Сквозь строй - i_003.png

— Так вот, значит, где родители держали формулу Лукаса все это время, — сказала Натали, глядя через его плечо. — Тебе не кажется это странным? Что это не самое надежное место, где можно хранить такую ценную вещь?

Иан взболтал пробирку, в которой хранилась самая дорогая формула на свете после того, как была утеряна формула Януса. Пока это была единственная формула семьи Кэхиллов, которую удалось найти, и она была у них в руках. Никто так и не знал, что произошло с формулой Томаса и где спрятана формула Екатерины, а также где хранится самая главная — общая формула всех кланов, — та, которую создал сам Гидеон Кэхилл пятьсот лет назад. Иан не сомневался, что общая формула Кэхиллов и является главным ключом в этой гонке. Он вспомнил, как он гордился, когда наконец формула Лукаса оказалась у него в руках.

Каким же он тогда был глупцом.

— Это уже не имеет значения, — сказал он. — Видишь, она пустая.

Натали озадаченно смотрела на него.

— Значит, они ее выпили, — сказала она. — Или только мама. Как ты думаешь? Или они вместе — и папа, и мама?

— Какая разница? — пожал он плечами. — Главное, что они ничего не оставили нам.

— Но это нечестно! — в ее голосе снова появились капризные нотки. Правда, на этот раз она расстроилась больше из-за Иана. — Это ты ее нашел. Они обязаны были поделиться с тобой.

— Мы для них только исполнители, — ответил он. — Всего-навсего лакеи. Как… как Ирина, — добавил он хриплым голосом.

Глава 5

Дэн чувствовал себя обманутым.

Нелли с Эми удалось уговорить его пойти на «Ромео и Джульетту», убедив, что там спрятан ключ.

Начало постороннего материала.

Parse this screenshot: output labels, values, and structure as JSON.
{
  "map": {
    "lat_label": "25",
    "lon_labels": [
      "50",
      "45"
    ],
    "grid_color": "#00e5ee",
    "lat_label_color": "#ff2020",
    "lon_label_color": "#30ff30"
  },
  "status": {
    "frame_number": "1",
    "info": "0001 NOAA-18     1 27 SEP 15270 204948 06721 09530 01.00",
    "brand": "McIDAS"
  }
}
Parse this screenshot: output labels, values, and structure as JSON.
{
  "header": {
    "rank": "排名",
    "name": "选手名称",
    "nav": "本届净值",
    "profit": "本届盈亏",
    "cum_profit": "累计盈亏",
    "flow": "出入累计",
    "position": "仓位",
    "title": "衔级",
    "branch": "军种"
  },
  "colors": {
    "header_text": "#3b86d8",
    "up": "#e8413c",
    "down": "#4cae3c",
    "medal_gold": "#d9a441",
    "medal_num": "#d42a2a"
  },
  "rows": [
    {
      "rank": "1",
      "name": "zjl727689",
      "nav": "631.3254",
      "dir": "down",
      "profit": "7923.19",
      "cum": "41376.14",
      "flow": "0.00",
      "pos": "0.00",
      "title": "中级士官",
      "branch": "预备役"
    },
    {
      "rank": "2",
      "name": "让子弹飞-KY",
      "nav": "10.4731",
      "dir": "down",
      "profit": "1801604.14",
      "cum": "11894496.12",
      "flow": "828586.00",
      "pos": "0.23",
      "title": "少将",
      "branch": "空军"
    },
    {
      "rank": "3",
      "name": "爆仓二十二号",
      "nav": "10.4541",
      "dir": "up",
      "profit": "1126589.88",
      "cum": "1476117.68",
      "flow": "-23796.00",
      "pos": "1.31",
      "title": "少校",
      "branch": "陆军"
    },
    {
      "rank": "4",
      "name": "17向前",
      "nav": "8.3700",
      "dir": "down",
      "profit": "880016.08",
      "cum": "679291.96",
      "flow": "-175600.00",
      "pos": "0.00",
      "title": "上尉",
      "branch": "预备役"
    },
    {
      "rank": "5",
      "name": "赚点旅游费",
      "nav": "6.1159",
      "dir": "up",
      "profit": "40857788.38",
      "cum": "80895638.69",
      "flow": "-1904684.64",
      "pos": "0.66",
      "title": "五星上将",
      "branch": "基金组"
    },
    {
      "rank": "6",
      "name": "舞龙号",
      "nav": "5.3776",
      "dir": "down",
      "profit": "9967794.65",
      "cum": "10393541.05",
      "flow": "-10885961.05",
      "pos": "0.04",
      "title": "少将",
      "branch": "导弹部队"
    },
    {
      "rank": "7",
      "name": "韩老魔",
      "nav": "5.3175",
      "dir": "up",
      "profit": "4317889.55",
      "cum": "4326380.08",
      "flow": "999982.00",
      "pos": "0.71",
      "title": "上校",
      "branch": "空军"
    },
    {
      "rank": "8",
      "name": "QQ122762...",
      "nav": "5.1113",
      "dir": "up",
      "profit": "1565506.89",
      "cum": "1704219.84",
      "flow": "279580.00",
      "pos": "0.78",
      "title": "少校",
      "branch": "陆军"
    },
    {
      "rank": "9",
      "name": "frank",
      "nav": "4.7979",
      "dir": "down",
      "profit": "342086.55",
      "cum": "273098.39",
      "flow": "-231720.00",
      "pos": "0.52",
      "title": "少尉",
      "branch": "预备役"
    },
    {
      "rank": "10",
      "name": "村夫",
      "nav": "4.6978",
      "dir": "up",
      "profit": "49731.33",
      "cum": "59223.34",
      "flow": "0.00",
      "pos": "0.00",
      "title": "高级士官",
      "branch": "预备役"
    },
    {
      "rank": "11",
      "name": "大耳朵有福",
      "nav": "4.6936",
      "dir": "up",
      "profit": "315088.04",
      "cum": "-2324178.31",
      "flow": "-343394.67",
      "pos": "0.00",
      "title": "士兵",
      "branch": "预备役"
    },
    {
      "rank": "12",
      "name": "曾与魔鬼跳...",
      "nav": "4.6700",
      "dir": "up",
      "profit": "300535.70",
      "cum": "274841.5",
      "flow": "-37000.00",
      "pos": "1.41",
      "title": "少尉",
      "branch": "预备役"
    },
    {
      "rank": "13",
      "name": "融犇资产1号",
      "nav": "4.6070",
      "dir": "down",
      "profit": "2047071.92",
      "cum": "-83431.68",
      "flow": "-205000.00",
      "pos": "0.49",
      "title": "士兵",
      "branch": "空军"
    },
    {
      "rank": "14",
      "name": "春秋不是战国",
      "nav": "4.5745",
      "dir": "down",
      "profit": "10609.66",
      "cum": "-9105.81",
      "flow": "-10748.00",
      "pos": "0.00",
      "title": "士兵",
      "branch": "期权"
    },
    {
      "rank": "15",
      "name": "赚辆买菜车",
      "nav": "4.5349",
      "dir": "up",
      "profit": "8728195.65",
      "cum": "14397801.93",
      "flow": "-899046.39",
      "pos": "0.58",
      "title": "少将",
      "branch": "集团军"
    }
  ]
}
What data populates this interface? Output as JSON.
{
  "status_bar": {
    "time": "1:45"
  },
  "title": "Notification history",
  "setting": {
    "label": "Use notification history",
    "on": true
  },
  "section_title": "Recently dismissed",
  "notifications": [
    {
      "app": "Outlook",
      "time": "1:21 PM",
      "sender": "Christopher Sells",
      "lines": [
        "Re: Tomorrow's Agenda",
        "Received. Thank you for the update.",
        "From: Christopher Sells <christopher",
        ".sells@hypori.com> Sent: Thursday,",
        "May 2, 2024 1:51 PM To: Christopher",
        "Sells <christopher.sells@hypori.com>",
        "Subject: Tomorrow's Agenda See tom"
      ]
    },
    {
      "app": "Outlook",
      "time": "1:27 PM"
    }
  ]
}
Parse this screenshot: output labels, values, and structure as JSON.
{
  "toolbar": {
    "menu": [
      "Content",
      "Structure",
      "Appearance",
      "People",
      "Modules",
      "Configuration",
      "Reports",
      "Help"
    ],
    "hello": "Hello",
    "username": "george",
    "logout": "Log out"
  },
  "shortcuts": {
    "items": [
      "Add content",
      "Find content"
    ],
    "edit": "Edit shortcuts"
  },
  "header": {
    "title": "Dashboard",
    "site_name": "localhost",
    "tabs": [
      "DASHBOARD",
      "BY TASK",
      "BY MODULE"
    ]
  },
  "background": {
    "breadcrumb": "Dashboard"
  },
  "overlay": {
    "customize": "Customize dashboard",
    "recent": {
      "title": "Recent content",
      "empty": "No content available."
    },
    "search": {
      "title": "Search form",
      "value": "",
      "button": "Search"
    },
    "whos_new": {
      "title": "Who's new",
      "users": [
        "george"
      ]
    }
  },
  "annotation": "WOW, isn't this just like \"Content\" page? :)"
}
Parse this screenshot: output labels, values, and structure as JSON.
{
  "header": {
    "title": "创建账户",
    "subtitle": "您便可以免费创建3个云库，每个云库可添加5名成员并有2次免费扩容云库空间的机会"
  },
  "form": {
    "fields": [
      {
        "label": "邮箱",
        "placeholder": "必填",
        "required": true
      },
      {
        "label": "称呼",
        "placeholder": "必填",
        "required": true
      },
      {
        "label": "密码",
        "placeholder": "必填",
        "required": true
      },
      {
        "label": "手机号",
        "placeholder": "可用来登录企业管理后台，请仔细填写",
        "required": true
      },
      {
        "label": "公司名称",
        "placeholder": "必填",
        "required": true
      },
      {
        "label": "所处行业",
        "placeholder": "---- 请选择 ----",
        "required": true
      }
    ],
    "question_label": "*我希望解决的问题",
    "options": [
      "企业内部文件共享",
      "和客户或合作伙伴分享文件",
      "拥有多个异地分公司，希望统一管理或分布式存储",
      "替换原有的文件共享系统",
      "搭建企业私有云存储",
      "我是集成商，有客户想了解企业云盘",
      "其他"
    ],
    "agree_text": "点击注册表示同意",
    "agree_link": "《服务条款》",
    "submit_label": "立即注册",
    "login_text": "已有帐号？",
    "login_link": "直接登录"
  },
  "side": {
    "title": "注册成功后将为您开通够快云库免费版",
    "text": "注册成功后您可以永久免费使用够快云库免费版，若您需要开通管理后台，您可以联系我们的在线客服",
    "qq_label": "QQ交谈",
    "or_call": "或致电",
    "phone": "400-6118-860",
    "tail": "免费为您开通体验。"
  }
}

— Это неспроста, понимаешь. В «Ромео и Джульетте» рассказывается о семьях, которые тоже из поколения в поколение враждовали друг с другом, — говорила Нелли.

И потом, обе они нагло врали, что пьеса невероятно захватывающая.

— Во времена Шекспира театр не считался высоким искусством и был не только для знати и интеллектуалов, — рассказывала Эми с таким умным видом, словно она сама все это знает. Хотя на самом деле Дэн видел, что она просто-напросто сидит перед компьютером и читает с экрана. — Театр был зрелищем для простонародья, — продолжала она доклад. — Чем-то вроде медвежьих боев во времена правления королевы Елизаветы.

— Что еще за медвежьи бои? — заинтересовался Дэн.

— О, это так ужасно! Они привязывали медведя к столбу и натравливали на него свору собак, и все восторженно глядели, кто кого победит.

— Прямо как в «Оставшемся в живых», — сказала Нелли. — Или в этой вашей гонке за ключами.

— Да, и вообще, в «Ромео и Джульетте» есть драки на мечах, две или три. Тебе понравится, — быстро сказала Эми.

И вот таким образом Дэн оказался в «Глобусе» и теперь медленно помирал от скуки. Ему казалось, что с начала спектакля прошла вечность. Там и правда был бой на шпагах. Один. Но Дэн почти ничего не видел. Он был занят тем, что задавал Эми вопросы.

— Слушай, а почему они дерутся? Только из-за того, что один чувак показал на того парня пальцем? А что здесь такого?

— Во времена Шекспира это считалось ужасным оскорблением.

— Значит, в следующий раз я могу спокойно показать пальцем на Изабель Кабра?